You still need to get power from somewhere, however, and some scientists at MIT have delved into biotechnology and developed an artificial leaf that will absorb a gallon of water and bright sunlight and produce enough electricity to power a house in a developing country for an entire day. The leaf works by simulating a form of photosynthesis, where in it breaks down water into hydrogen and oxygen and then uses those two elements to produce electricity. Imagine spaceships sailing through the solar system covered in artificial leaves that not only power our ships but also camouflage them in case they fly through a space forest.

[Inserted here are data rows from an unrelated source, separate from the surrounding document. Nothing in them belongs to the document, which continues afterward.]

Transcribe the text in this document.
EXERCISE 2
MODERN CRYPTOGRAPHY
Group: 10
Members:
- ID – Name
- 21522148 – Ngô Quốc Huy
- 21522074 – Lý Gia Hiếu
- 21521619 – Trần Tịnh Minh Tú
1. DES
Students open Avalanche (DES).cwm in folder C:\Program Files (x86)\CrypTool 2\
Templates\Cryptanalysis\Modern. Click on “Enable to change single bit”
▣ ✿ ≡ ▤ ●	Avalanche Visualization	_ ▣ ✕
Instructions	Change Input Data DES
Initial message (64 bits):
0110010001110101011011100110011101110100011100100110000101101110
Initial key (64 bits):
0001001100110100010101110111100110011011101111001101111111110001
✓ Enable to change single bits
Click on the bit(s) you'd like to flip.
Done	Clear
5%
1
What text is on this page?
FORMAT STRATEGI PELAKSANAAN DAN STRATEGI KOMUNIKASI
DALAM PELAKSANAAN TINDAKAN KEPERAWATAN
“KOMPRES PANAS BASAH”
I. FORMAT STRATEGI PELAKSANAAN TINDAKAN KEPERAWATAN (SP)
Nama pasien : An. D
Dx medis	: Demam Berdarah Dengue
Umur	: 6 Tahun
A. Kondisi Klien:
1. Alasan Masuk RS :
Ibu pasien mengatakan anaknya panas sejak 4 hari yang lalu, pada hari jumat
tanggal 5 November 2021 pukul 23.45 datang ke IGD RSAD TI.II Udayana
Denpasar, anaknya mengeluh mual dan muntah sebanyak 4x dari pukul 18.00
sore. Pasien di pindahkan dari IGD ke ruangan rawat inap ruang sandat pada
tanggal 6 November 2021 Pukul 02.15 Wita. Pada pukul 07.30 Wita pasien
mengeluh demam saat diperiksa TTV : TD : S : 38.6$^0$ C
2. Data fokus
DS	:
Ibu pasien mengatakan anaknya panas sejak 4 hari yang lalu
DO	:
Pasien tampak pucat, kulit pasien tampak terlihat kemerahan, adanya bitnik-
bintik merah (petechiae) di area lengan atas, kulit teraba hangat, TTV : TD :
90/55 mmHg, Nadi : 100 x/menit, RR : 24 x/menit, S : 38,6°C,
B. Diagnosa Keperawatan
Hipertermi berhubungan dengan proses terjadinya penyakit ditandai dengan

If you’re not big into the flora fashion, Doctors at GeorgeTech have created one of the first commercially viable nanogenerators. That is to say they’ve created a flexible chip about the a quarter of the size of a stamp that generates electricity through simple movement. It does this by taking advantage of a nanowire property known as piezoelectric, or the ability to generate electrical fields when mechanically strained. Research suggests that five of these chips can output the same amount of power as a AA battery. Combined with the batteries above, this means that joggers and outdoor enthusiasts never have to worry about being disconnected from the internet ever again! Not a lot science fiction authors saw that one coming.
Bzzt

So does this mean that the lack of plugs, chargers, and batteries in our science fiction has been author oversight or author foresight? Science fiction likes it technological gadgets from laser rifles to portable shield generators to omni-tools but rarely do we see a person of the future angry over forgetting to charge their light sword. Ubiquitous energy seems to be the theme of the future and it’s fiction. But the issue of power has many reprocussions. Science is bringing us a future of full of miniaturized safe energy to help power our increasingly mobile lifestyles in a decreasingly large world. This might lead to stories that focus on the dehumanization, re-humanization, or even digitalization of human society. Either way power will always be an important part of science fiction even if most of science fiction chooses to ignore it.